Quando mi è stato chiesto di collaborare con Seeyousound, ero curioso ma al tempo stesso un po’ perplesso e solo dopo le prime riunioni un po’ carbonare ho conosciuto un gruppo di persone con cui condividere la mia passione per il cinema e la musica. La mia sensazione è stata allora quella di trovare finalmente una collocazione, dopo essere sempre stato diviso tra questi due universi, come racconta il mio tributo al mondo dei dischi, Vinylmania, con cui fui invitato a partecipare nella rassegna della prima edizione del festival.
Fu però solo dopo una “prima volta”, quasi annegata nel calderone di San Salvario, dove quando butti un sasso, le onde sono risucchiate dalla movida, che l’idea di costruire un vero festival dal basso ha preso forma e, in soli 9 mesi di gestazione, ha dato come frutto questa seconda edizione (SYS2ND) in cui, grazie alla collaborazione con il Museo Nazionale del Cinema, si è trovata nelle sale del Cinema Massimo, finalmente la sua casa.
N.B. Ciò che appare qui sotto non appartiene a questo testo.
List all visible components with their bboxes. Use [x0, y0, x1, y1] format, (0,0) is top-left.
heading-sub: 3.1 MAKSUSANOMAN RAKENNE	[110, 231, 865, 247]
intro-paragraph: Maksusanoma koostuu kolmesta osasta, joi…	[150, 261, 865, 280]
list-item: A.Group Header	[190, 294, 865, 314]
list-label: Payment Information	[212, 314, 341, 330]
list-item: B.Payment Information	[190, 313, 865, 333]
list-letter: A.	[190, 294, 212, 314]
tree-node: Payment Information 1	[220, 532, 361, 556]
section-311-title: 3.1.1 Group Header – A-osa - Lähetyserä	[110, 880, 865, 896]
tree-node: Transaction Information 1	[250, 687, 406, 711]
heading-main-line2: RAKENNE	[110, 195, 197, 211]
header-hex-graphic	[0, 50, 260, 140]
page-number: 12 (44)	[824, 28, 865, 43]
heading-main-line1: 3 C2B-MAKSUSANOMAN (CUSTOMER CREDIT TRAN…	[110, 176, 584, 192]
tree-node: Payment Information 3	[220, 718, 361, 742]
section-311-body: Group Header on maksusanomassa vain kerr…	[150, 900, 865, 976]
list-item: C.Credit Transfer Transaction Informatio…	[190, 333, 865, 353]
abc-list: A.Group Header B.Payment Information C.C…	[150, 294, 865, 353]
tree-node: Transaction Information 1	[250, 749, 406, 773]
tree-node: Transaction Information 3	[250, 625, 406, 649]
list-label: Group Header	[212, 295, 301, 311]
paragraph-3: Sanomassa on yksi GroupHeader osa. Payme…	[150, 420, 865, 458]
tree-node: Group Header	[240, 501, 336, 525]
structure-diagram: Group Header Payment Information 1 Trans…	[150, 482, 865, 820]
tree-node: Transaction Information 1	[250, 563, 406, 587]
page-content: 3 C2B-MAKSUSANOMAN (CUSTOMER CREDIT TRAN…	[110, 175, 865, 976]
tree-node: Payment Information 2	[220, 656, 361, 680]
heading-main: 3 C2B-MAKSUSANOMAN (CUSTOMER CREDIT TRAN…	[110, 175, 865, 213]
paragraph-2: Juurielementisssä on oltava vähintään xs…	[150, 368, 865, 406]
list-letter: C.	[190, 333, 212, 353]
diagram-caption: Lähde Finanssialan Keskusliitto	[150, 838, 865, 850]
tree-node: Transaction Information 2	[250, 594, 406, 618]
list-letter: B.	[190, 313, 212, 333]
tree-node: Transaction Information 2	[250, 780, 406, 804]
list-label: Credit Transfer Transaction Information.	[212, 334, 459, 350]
In Seeyousound l’immagine e il suono corrono insieme, per dirla con le parole di Bowie: «I will sit right down, waiting for the gift of sound and vision». Ed è proprio dall’omaggio al Duca Bianco che ha per titolo Low, anteprima mondiale dell’opera prima del regista francese Renaud Cojo, che il festival riparte. Questo film, sperimentale e visionario, sembra rappresentare simbolicamente ciò che Seeyousound vuole essere: un festival libero dedicato all’intrattenimento, ma anche al pensiero e alla riflessione sulla contemporaneità che ha come punte una rassegna intitolata Music is the Weapon, in cui la musica diventa arma di determinazione sociale e politica, voluta dalla nostra direttrice artistica Juanita Apraez, o il dialogo con realtà cittadine come la Cavallerizza Reale, che rivendicano il diritto alla cultura attraverso la riappropriazione degli spazi. Film di riscatto sociale, come Shake the Dust di Adam Sjöberg, che raccontano l’hip-hop delle bidonville, o di lotta contro l’integralismo religioso come They have to kill us first di Johanna Schwartz, dove i musicisti del Mali usano le chitarre elettriche come fossero mitra per difendersi dalla shari’a, o di lotta per l’indipendenza come nel caso di Sumé (Sound of a Revolution) di Inuk Sillis Haegh, in cui la psichedelia di una band groenlandese fa da traino al movimento autonomista contro la Danimarca. Oppure film sulla sopravvivenza – presenti nella sezione Long Play (competizione di lungometraggi internazionale), che curo dall’anno scorso – come quella contro la malattia di Miss Sharon Jones! di Barbara Kopple, coraggioso ritratto della cantante americana, o di resistenza come quella di Quylapayún – Beyon the Song di Jorge Leiva, che racconta dell’esilio, dopo il colpo di stato in Cile, della band che scrisse l’inno della rivoluzione latino-america, El pueblo unido jámas sera vencido, o film dove la ricerca dell’amore assume una natura vampiresca come For this is my Body di Paule Muret, in cui Carl Barât dei The Libertines ha una relazione con una groupie, sono solo alcuni degli esempi di uno sguardo sul presente.
Stiamo attraversando tempi difficili, dove tutto viene continuamente rivoltato con un conseguente e progressivo svuotamento del senso, e mi auguro che Seeyousound, con tutti i suoi film e il suo pubblico di appassionati e la spinta del nostro direttore “spirituale” Maurizio Pisani, riesca veramente ad essere “il festival che non c’era”, contribuendo a risvegliare i torinesi dal torpore post-olimpico che ultimamente avvolge questa città. Titoli di coda? Non ancora, forse un lungo riverbero sino alla prossima edizione del feedback sonoro che esprima la voglia di urlare qualcosa di diverso a tutto volume!